Hi.  I've got two Briggs & Stratton Motor Wheels after my late father. I've had them for a year and I have tried to find a some one with knowledge about these motors in Scandinavia.. without luck.
Last summer I contacted a Motor Museum in Norway and sent pictures....I got a question back if it was 50cc moped parts - so I gave up.

Nor me or my husband have the same passion for veteran motors as my late father had - and I don't even know the value of these wheels - so I'm clinging on to them.  But my goal is that they should be sold and re-homed with some one with passion for them. Living in Norway that is no easy task . They are too rare here.

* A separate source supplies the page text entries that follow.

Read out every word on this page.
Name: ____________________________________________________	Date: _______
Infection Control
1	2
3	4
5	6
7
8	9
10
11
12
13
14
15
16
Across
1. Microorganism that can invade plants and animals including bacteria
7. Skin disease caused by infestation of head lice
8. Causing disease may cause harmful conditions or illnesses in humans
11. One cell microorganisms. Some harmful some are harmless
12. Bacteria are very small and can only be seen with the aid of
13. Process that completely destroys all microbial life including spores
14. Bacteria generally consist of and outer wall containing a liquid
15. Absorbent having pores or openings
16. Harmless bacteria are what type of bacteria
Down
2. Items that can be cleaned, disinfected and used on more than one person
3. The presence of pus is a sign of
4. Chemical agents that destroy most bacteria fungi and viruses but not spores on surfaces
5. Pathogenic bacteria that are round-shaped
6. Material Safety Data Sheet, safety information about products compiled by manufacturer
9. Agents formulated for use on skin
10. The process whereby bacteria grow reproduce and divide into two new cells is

I found  "The Cabe" while googling yesterday  - and a member advised me to create a post in this forum.
I would appreciate your help regarding the value of the wheels - and I would really appreciate advise about forums for safe selling.

I hope you can help me

Regards  from Turid
...in  Norway


----------



## PCHiggin (Apr 24, 2017)

Hello and welcome aboard


----------



## Turid (Apr 24, 2017)

PCHiggin said:


> Hello and welcome aboard



Thank you


----------



## filmonger (Apr 24, 2017)

@bricycle


----------



## bricycle (Apr 24, 2017)

Welcome to our group!


----------



## Turid (Apr 24, 2017)

bricycle said:


> Welcome to our group!




Thank's


----------



## Turid (Apr 24, 2017)

bricycle said:


> Welcome to our group!




Thank you


----------



## cyclefreak13 (Apr 30, 2017)

You should contact Geert Versleyen of www.yesterdays.nl . He is in the Netherlands so he is kind of close by.

Oh and Welcome to the Group.


----------



## Howard Gordon (May 16, 2017)

Interested in Motor Wheel, still available? price? One or both. Thankyou.


----------